雇用規制緩和は財界の悲願/優秀な人間だけ集めればいいと思っている頭の悪さ
自民党の総裁選で、小泉進次郎と河野太郎が解雇規制の緩和を口にした。いかにもこの二人が言いそうなことだ。財界は90年代から正規雇用の削減と非正規の拡大を進めてきた。解雇規制の緩和は、正規雇用を最小限にしたい財界の悲願である。
少し前、ユニクロの柳井会長が口にしていたように、企業は優秀な人間だけを雇用したい。普通の人間でも不足で、それ以下は要らないのである。生産性が低い、給料分しか働かない社員は辞めさせたいのだ。
社会の公器が、そんな発想に立つこと自体が許せないが。何より、その浅薄な人間観と社会観に驚く。優秀な人間だけで、社会が回っていると思っているのだろうか。

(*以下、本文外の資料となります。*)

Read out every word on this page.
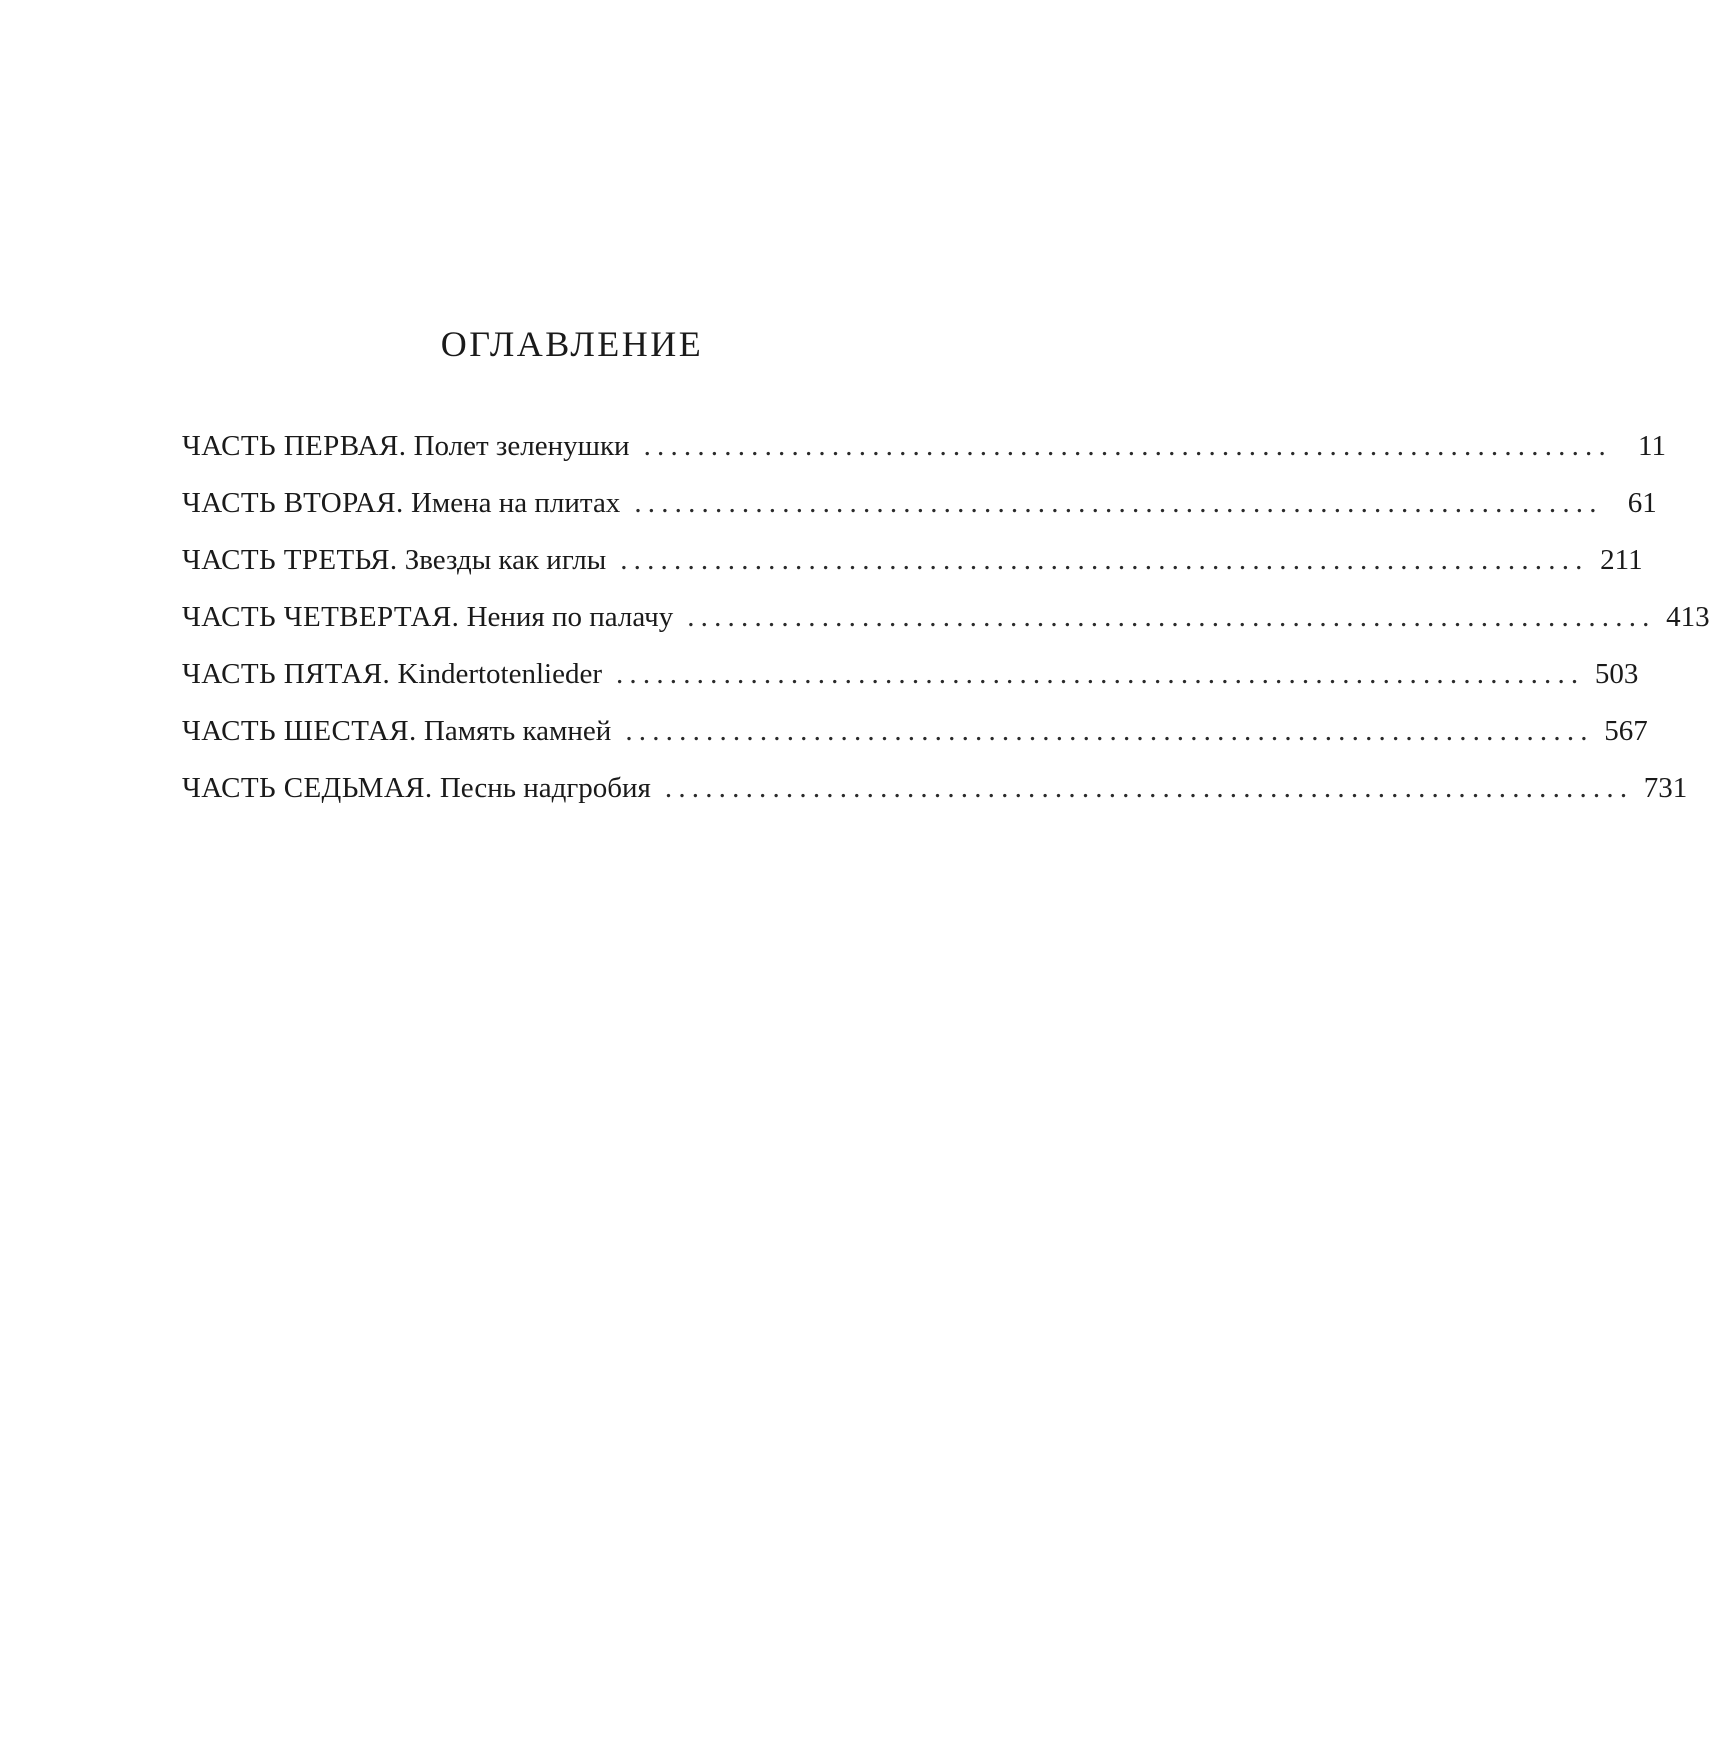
ОГЛАВЛЕНИЕ
ЧАСТЬ ПЕРВАЯ.
Полет зеленушки ........................................................................ 11
ЧАСТЬ ВТОРАЯ.
Имена на плитах ........................................................................ 61
ЧАСТЬ ТРЕТЬЯ.
Звезды как иглы ........................................................................ 211
ЧАСТЬ ЧЕТВЕРТАЯ.
Нения по палачу ........................................................................ 413
ЧАСТЬ ПЯТАЯ.
Kindertotenlieder ........................................................................ 503
ЧАСТЬ ШЕСТАЯ.
Память камней ........................................................................ 567
ЧАСТЬ СЕДЬМАЯ.
Песнь надгробия ........................................................................ 731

働き蜂の中でも、真面目に働いているのは三分の一で、残りは働いてるふりをしてだけだそうだ。それならと真面目組だけ集めても、三分の二には働かないという。
組織には多様な発想が必要で、全体としての生産性を上げるのは経営側の責任だ。そもそも学歴エリートは共感性に乏しく、英語が堪能なグローバルエリートは自国に対する知識に欠ける場合が多い。
加えて、解雇規制の緩和で成長産業や中小企業への移動を促すなんて、誰が考えても夢物語だ。そこまで頭が悪いとは。